In una città dove si straparla troppo, dove a straparlare è anzitutto il primo cittadino, il silenzio può essere salutare. Non potendo partecipare all’ultimo consiglio comunale del 2015, quello del 29 Dicembre con ordine del giorno la questione “Mensa Scolastica”, ho preferito far parlare le mie ottime compagne e miei ottimi compagni di avventura del centrosinistra in questo periodo. Anche il Consiglio Comunale autoconvocato da noi si è rivelato l’ennesima farsa. A cominciare dalla richiesta di emendamento fatta dai consiglieri di parte della maggioranza, quella che fa riferimento a Capitanata Democratica, che in quella sede chiedevano di inserire nel bando il seguente provvedimento: «la Società partecipante……non deve possedere e/o utilizzare alcun centro di cottura nella Zona Industriale di Cerignola”, inderogabile requisito da possedere per la partecipazione al medesimo Bando di Gara». La richiesta approvata dal consiglio comunale, come si legge nella Determina Dirigenziale n.5 del 13/01/2016 è stata raggirata con l’inserimento di una dicitura differente: «il centro di produzione dei pasti non dovrà essere ubicato in zona industriale». Si badi bene, non il centro cottura come richiesto dall’emendamento di alcuni consiglieri di maggioranza, ma il “centro di produzione dei pasti”. L’ennesimo gioco delle tre carte. Adesso si prendono in giro all’interno della maggioranza stessa.

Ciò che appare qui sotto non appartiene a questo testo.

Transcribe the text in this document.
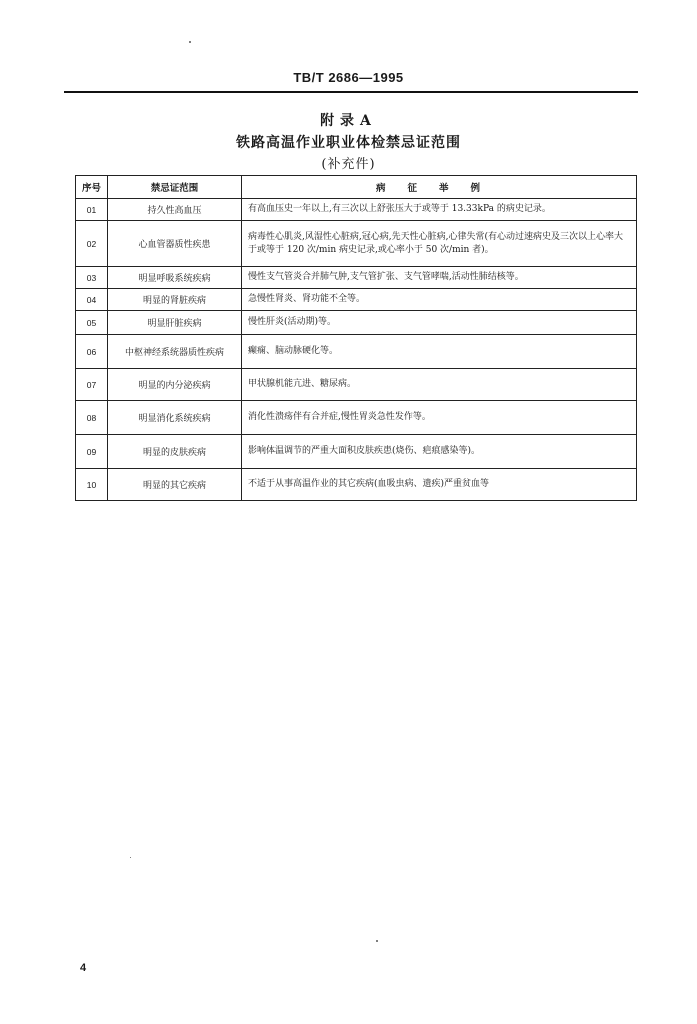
TB/T 2686—1995
附录A
铁路高温作业职业体检禁忌证范围
(补充件)
序号	禁忌证范围	病征举例
01	持久性高血压	有高血压史一年以上,有三次以上舒张压大于或等于 13.33kPa 的病史记录。
02	心血管器质性疾患	病毒性心肌炎,风湿性心脏病,冠心病,先天性心脏病,心律失常(有心动过速病史及三次以上心率大于或等于 120 次/min 病史记录,或心率小于 50 次/min 者)。
03	明显呼吸系统疾病	慢性支气管炎合并肺气肿,支气管扩张、支气管哮喘,活动性肺结核等。
04	明显的肾脏疾病	急慢性肾炎、肾功能不全等。
05	明显肝脏疾病	慢性肝炎(活动期)等。
06	中枢神经系统器质性疾病	癫痫、脑动脉硬化等。
07	明显的内分泌疾病	甲状腺机能亢进、糖尿病。
08	明显消化系统疾病	消化性溃疡伴有合并症,慢性胃炎急性发作等。
09	明显的皮肤疾病	影响体温调节的严重大面积皮肤疾患(烧伤、疤痕感染等)。
10	明显的其它疾病	不适于从事高温作业的其它疾病(血吸虫病、遗疾)严重贫血等
4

Un consiglio comunale che di fatto non è servito a nulla. Un consiglio comunale che è stato umiliato. Né c’è stata la sospensiva da noi richiesta sul servizio fino a spostamento delle cucine che oggi ancora sono in Zona Industriale. Né hanno avuto ragione i colleghi di maggioranza di Capitanata Democratica che si sono visti raggirati. Né c’è ombra della condivisa richiesta di rivedere il contributo per la mensa a favore delle famiglie bisognose. Insomma l’ennesimo impiccio. È possibile inserire in determina una cosa diversa da quella approvata dal consiglio comunale? Noi intanto prepariamo un bell’esposto alla Procura della Repubblica. In compenso dal consiglio comunale è emersa con chiarezza quale sarà l’azienda che si aggiudicherà il bando pubblico.

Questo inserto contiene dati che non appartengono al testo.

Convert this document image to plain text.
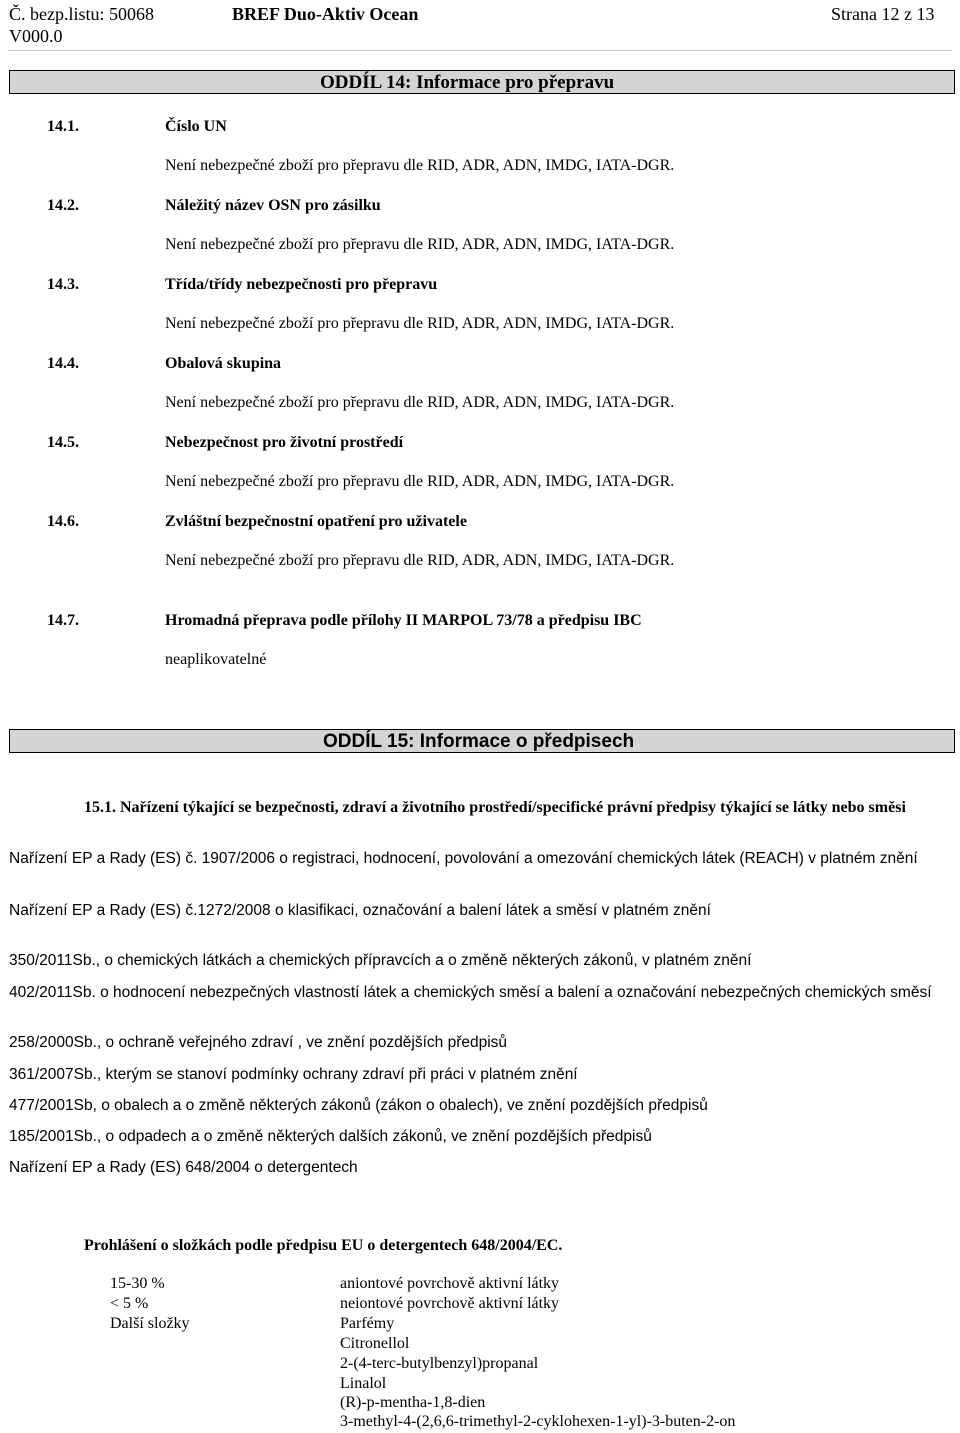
Č. bezp.listu: 50068
V000.0
BREF Duo-Aktiv Ocean	Strana 12 z 13
ODDÍL 14: Informace pro přepravu
14.1.	Číslo UN
Není nebezpečné zboží pro přepravu dle RID, ADR, ADN, IMDG, IATA-DGR.
14.2.	Náležitý název OSN pro zásilku
Není nebezpečné zboží pro přepravu dle RID, ADR, ADN, IMDG, IATA-DGR.
14.3.	Třída/třídy nebezpečnosti pro přepravu
Není nebezpečné zboží pro přepravu dle RID, ADR, ADN, IMDG, IATA-DGR.
14.4.	Obalová skupina
Není nebezpečné zboží pro přepravu dle RID, ADR, ADN, IMDG, IATA-DGR.
14.5.	Nebezpečnost pro životní prostředí
Není nebezpečné zboží pro přepravu dle RID, ADR, ADN, IMDG, IATA-DGR.
14.6.	Zvláštní bezpečnostní opatření pro uživatele
Není nebezpečné zboží pro přepravu dle RID, ADR, ADN, IMDG, IATA-DGR.
14.7.	Hromadná přeprava podle přílohy II MARPOL 73/78 a předpisu IBC
neaplikovatelné
ODDÍL 15: Informace o předpisech
15.1. Nařízení týkající se bezpečnosti, zdraví a životního prostředí/specifické právní předpisy týkající se látky nebo směsi
Nařízení EP a Rady (ES) č. 1907/2006 o registraci, hodnocení, povolování a omezování chemických látek (REACH) v platném znění
Nařízení EP a Rady (ES) č.1272/2008 o klasifikaci, označování a balení látek a směsí v platném znění
350/2011Sb., o chemických látkách a chemických přípravcích a o změně některých zákonů, v platném znění
402/2011Sb. o hodnocení nebezpečných vlastností látek a chemických směsí a balení a označování nebezpečných chemických směsí
258/2000Sb., o ochraně veřejného zdraví , ve znění pozdějších předpisů
361/2007Sb., kterým se stanoví podmínky ochrany zdraví při práci v platném znění
477/2001Sb, o obalech a o změně některých zákonů (zákon o obalech), ve znění pozdějších předpisů
185/2001Sb., o odpadech a o změně některých dalších zákonů, ve znění pozdějších předpisů
Nařízení EP a Rady (ES) 648/2004 o detergentech
Prohlášení o složkách podle předpisu EU o detergentech 648/2004/EC.
15-30 %	aniontové povrchově aktivní látky
< 5 %	neiontové povrchově aktivní látky
Další složky	Parfémy
Citronellol
2-(4-terc-butylbenzyl)propanal
Linalol
(R)-p-mentha-1,8-dien
3-methyl-4-(2,6,6-trimethyl-2-cyklohexen-1-yl)-3-buten-2-on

Tra cartelle pazze sull’ICI, mega stipendi ai dirigenti, le solite assegnazioni dirette, insulti alla minoranza, il nuovo anno è cominciato come il vecchio. Questa città proprio non ce la vuole fare a diventare una città normale. Cerignola giorno dopo giorno, intanto, sta prendendo atto del fallimento politico più veloce della storia per un’amministrazione. Dopo di essa solo altre macerie e una città più divisa.